My thumbnails are in different directories so that makes it challenging. Also they all end in _sm.jpg. So is there a way to block images by ending such as _sm.jpg no matter in what directory they are located or if not, is it possible to block images by size, for example if image is less than 5kb block it?
tangor
8:41 pm on Sep 14, 2017 (gmt 0)
robots.txt only provides suggestions to crawlers. It has no teeth to prevent bad actors ignoring those suggestions.
What you want can be done in .htaccess
keyplyr
8:45 pm on Sep 14, 2017 (gmt 0)
First, doing anything via robots.txt will only affect the agents who support robots.txt. So, all the other million or so agents that do not support robots.txt directives, will continue to do what they want, unless managed with alternative solutions.

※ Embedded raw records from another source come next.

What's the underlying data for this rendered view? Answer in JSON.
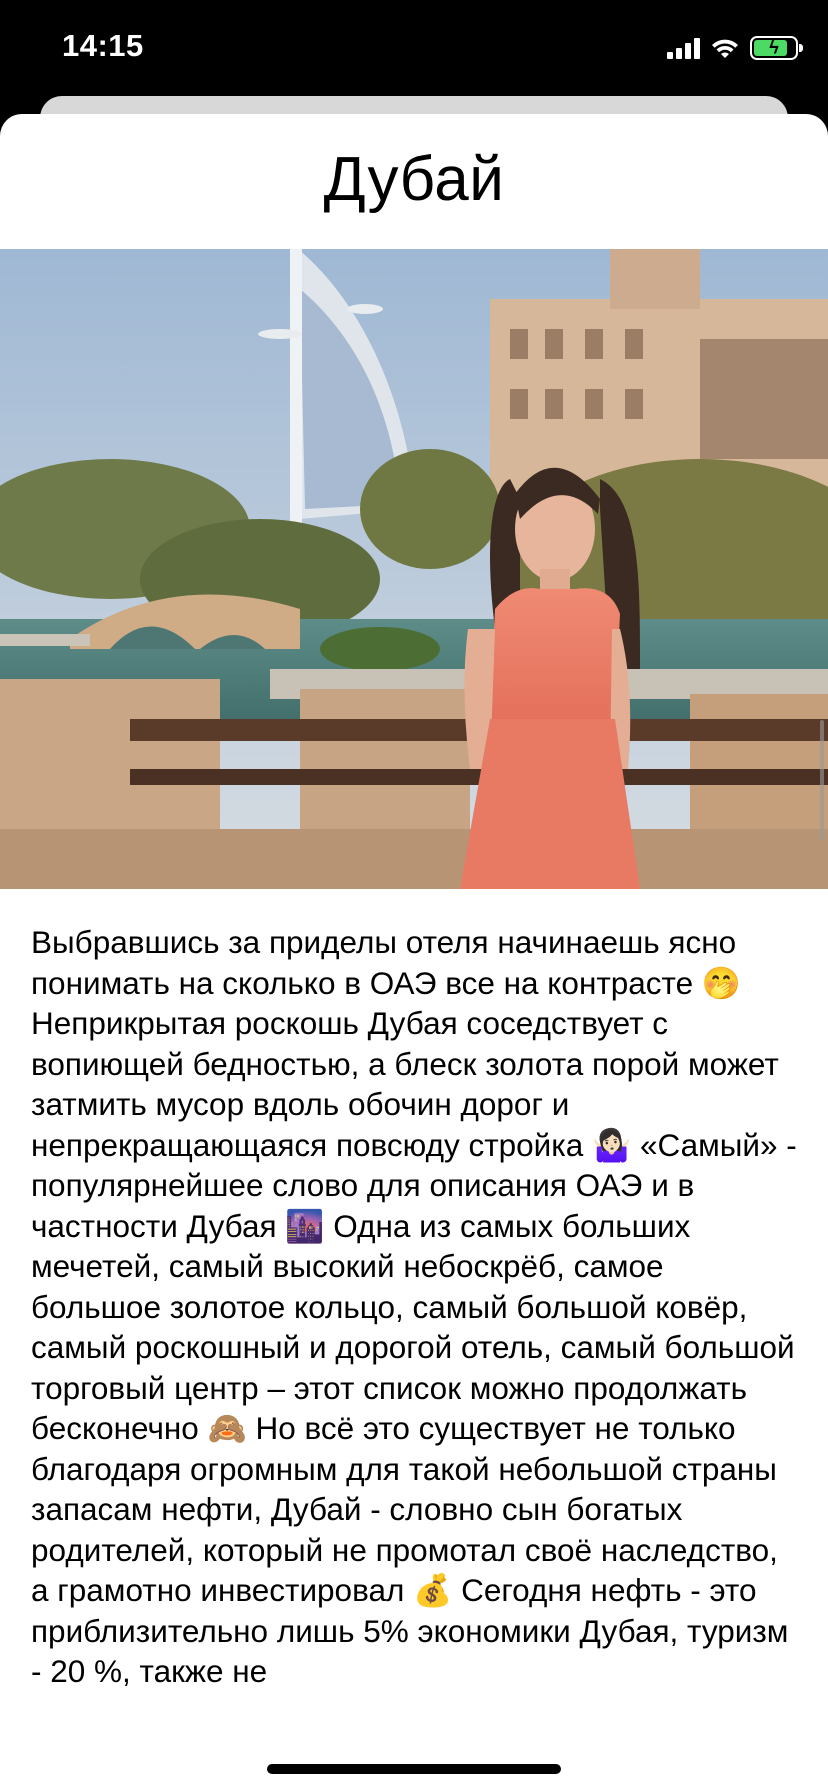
{
  "status_bar": {
    "time": "14:15",
    "icons": [
      "cellular-signal-icon",
      "wifi-icon",
      "battery-charging-icon"
    ],
    "battery_color": "#4cd964",
    "battery_level": 0.85
  },
  "post": {
    "title": "Дубай",
    "image_alt": "photo",
    "body": "Выбравшись за приделы отеля начинаешь ясно понимать на сколько в ОАЭ все на контрасте 🤭 Неприкрытая роскошь Дубая соседствует с вопиющей бедностью, а блеск золота порой может затмить мусор вдоль обочин дорог и непрекращающаяся повсюду стройка 🤷🏻‍♀️ «Самый» - популярнейшее слово для описания ОАЭ и в частности Дубая 🌆 Одна из самых больших мечетей, самый высокий небоскрёб, самое большое золотое кольцо, самый большой ковёр, самый роскошный и дорогой отель, самый большой торговый центр – этот список можно продолжать бесконечно 🙈 Но всё это существует не только благодаря огромным для такой небольшой страны запасам нефти, Дубай - словно сын богатых родителей, который не промотал своё наследство, а грамотно инвестировал 💰 Сегодня нефть - это приблизительно лишь 5% экономики Дубая, туризм - 20 %, также не"
  }
}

But if you are only concerned with Google, Bing and Yandex, you could use a wildcard disallow:
Disallow: *_sm.jpg
virtualreality
10:11 pm on Sep 14, 2017 (gmt 0)
Thank you both for your replies. Is the .htaccess solution better then and if so how can I configure it?
not2easy
10:32 pm on Sep 14, 2017 (gmt 0)
The htaccess solution simply adds a noindex metatag to all files in a folder. Given that you mentioned that the images are in several folders, this robots.txt disallow might serve you better.
Two things to help you decide which way you should go: 1. If you disallow images in robots.txt, they may consider those as "Blocked Resources" and claim that they can't determine whether a page where those Blocked Resources are used is Mobile Friendly or not.

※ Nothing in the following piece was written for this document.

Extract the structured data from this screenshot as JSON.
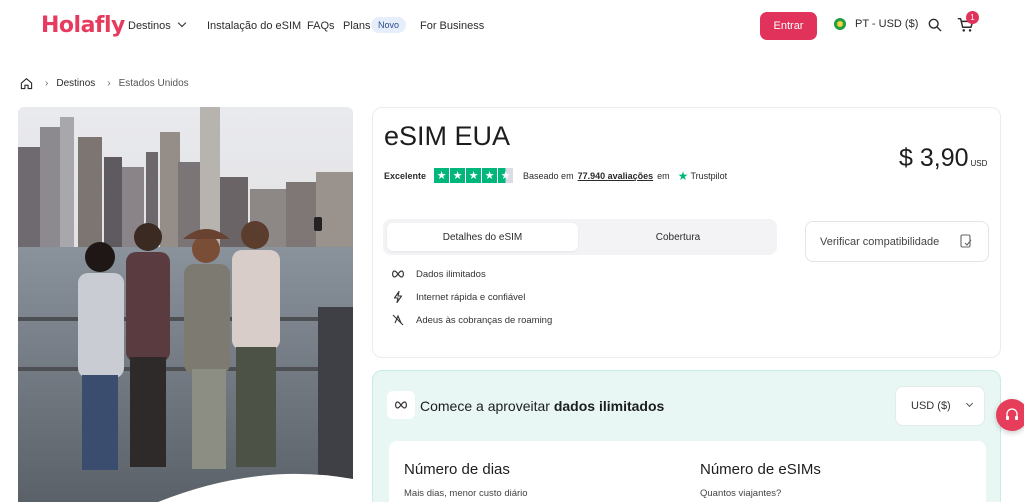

2. If you use the X-Robots header method via .htaccess, you could block all files in that folder from indexing. It would not prevent crawling that folder - but more importantly, rewrite rules in root htaccess file might not execute in those folders with an additional htaccess file.
virtualreality
10:51 pm on Sep 14, 2017 (gmt 0)
Thank you, not2easy!
lucy24
11:06 pm on Sep 14, 2017 (gmt 0)
rewrite rules in root htaccess file might not execute in those folders with an additional htaccess file.
That is: if and only if the additional htaccess file also contains RewriteRules without an "inherit" directive. If the sole content of your supplementary htaccess files is to set a noindex header, there is no risk.